7 The Automation Decision Framework: Manual → Assisted → Automated
The final workflow addresses when to automate versus when to keep a human in the loop. Michaud defines three steps: (1) do it yourself manually end-to-end so you understand the process completely, (2) use AI in an assisted mode where it sets you up but you pull the trigger, (3) only then consider full automation. The requirements for safe automation are: requirements are clear and stable, tasks are well-defined, and the cost of failure is low. He contrasts content research (low impact, great for automation) with AI trading bots (high cost of failure, irreversible consequences — AI should gather information but not execute trades). If a 7/10 output gets you "yelled at, sued, fired, divorced," it should not be automated [Source 1].
Risks, Gaps & Uncertainty
- Single creator source — content derives from one YouTube creator's experience; the six prompts are practitioner advice, not peer-reviewed methodology
- Commercial interest — Michaud's business (Easy Machine AI) promotes AI tool usage and his community platform (Skool)

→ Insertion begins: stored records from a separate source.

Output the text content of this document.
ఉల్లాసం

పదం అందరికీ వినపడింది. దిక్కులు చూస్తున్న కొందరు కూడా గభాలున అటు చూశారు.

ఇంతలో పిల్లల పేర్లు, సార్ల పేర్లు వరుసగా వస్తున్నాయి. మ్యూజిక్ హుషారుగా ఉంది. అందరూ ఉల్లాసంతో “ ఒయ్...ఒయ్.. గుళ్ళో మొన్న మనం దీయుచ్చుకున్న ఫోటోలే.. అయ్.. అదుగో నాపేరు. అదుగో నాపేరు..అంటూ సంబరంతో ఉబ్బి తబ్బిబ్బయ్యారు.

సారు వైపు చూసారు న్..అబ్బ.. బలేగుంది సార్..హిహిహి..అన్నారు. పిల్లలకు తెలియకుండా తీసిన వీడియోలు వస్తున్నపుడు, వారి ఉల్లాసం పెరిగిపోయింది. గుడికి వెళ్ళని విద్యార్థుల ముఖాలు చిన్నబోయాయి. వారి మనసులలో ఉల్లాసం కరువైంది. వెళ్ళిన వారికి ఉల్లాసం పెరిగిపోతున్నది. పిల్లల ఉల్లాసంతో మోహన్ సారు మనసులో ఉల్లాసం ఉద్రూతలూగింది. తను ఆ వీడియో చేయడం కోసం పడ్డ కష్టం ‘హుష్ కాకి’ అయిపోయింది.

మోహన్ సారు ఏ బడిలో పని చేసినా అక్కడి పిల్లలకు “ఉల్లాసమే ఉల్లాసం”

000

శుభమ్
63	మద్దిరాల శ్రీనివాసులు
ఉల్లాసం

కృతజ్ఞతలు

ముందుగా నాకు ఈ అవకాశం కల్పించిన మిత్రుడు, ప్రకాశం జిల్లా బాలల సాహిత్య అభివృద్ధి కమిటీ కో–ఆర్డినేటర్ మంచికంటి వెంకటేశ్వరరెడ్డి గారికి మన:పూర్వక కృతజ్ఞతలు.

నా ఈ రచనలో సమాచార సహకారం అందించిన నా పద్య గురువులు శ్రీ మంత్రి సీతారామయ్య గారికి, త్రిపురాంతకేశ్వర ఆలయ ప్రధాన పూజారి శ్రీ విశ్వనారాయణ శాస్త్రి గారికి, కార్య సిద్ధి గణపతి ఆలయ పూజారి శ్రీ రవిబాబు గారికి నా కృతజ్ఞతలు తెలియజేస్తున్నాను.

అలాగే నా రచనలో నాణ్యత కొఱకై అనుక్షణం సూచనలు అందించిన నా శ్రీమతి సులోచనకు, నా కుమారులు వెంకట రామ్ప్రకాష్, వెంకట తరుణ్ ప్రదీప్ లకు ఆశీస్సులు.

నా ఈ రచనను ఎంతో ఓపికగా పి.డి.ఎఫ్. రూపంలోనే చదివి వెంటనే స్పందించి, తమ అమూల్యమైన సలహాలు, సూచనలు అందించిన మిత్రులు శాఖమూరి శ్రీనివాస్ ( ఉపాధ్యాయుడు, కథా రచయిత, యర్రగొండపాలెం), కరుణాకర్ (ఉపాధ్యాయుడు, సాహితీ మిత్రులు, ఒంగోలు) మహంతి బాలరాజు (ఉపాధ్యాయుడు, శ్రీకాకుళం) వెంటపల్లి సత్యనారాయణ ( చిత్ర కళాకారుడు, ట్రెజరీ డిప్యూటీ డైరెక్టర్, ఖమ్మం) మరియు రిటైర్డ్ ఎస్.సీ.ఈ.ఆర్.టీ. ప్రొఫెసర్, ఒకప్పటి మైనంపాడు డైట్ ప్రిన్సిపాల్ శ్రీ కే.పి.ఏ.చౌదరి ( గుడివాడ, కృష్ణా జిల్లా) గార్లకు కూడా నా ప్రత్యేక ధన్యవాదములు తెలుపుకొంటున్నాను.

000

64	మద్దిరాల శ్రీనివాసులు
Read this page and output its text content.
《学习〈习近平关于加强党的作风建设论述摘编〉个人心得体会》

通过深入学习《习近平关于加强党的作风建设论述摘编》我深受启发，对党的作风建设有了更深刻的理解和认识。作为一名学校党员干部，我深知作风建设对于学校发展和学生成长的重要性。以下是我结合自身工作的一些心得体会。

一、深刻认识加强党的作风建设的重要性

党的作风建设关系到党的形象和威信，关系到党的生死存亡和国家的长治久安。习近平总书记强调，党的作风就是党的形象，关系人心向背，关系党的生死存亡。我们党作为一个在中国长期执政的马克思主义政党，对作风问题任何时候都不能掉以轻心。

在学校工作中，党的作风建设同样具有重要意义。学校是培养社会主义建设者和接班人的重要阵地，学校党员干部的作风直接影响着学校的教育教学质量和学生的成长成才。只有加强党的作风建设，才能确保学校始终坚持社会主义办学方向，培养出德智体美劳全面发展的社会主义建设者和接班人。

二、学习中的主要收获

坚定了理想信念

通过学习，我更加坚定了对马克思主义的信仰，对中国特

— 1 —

- Limited validation — the video had 1,549 views at capture; limited community validation of the specific prompts
- Tool-dependence — the sub-agent pattern (Prompt 3) is highly tool-dependent; not all AI coding agents support parallel sub-agent orchestration natively
- Conceptual framework — the automation framework (Prompt 6) is conceptual; no quantitative decision matrix is provided for the speed/quality tradeoff
- Tool-specific demonstration — prompts demonstrated with Pi Agent, Claude Code, Codex, Cursor; adaptation to other environments may require modification
Recommended Next Actions
Adopt the "Interview Me" prompt as a project initialization step. Add it to your standards repo as a pre-build checklist that runs before any AI coding session on a new project.
Create an AGENTS.md template. Incorporate the implementation spec format (goal, current state, target state, risky parts, verification plan, done condition) as a fill-in-the-blanks template.
Evaluate prompts as Hermes skills. The "Interview Me" and "Implementation Spec" prompts are strong candidates for slash commands or cron-triggered pre-build checks.
Audit current AI workflows against the automation ladder. Identify which automated processes were never manually mastered first, and which AI-assisted processes are ready for full automation.
Incorporate the verification prompt into pre-deploy validation. The Provenance Labs pipeline already has Step 5.5 validation; Michaud's "what failure looks like" framing adds a user-facing quality gate.
Test sub-agent decomposition on a real project. Split a complex multi-step build across 4 parallel sub-agents (context, fast-path, skeptic, verifier) to measure speed and quality gains.
Annotated References
[1] Eric Michaud / Easy Machine AI. (2026, June 18). Do This Before You Build with Codex, Claude, or Cursor! YouTube. Watch on YouTube
Eric Michaud presents six structured prompts and workflows for getting consistent, reliable results from AI coding agents. Covers context gathering, implementation planning, parallel sub-agents, verification, persistent state, and the automation vs. assistance decision framework. Full transcript captured via Obsidian Web Clipper.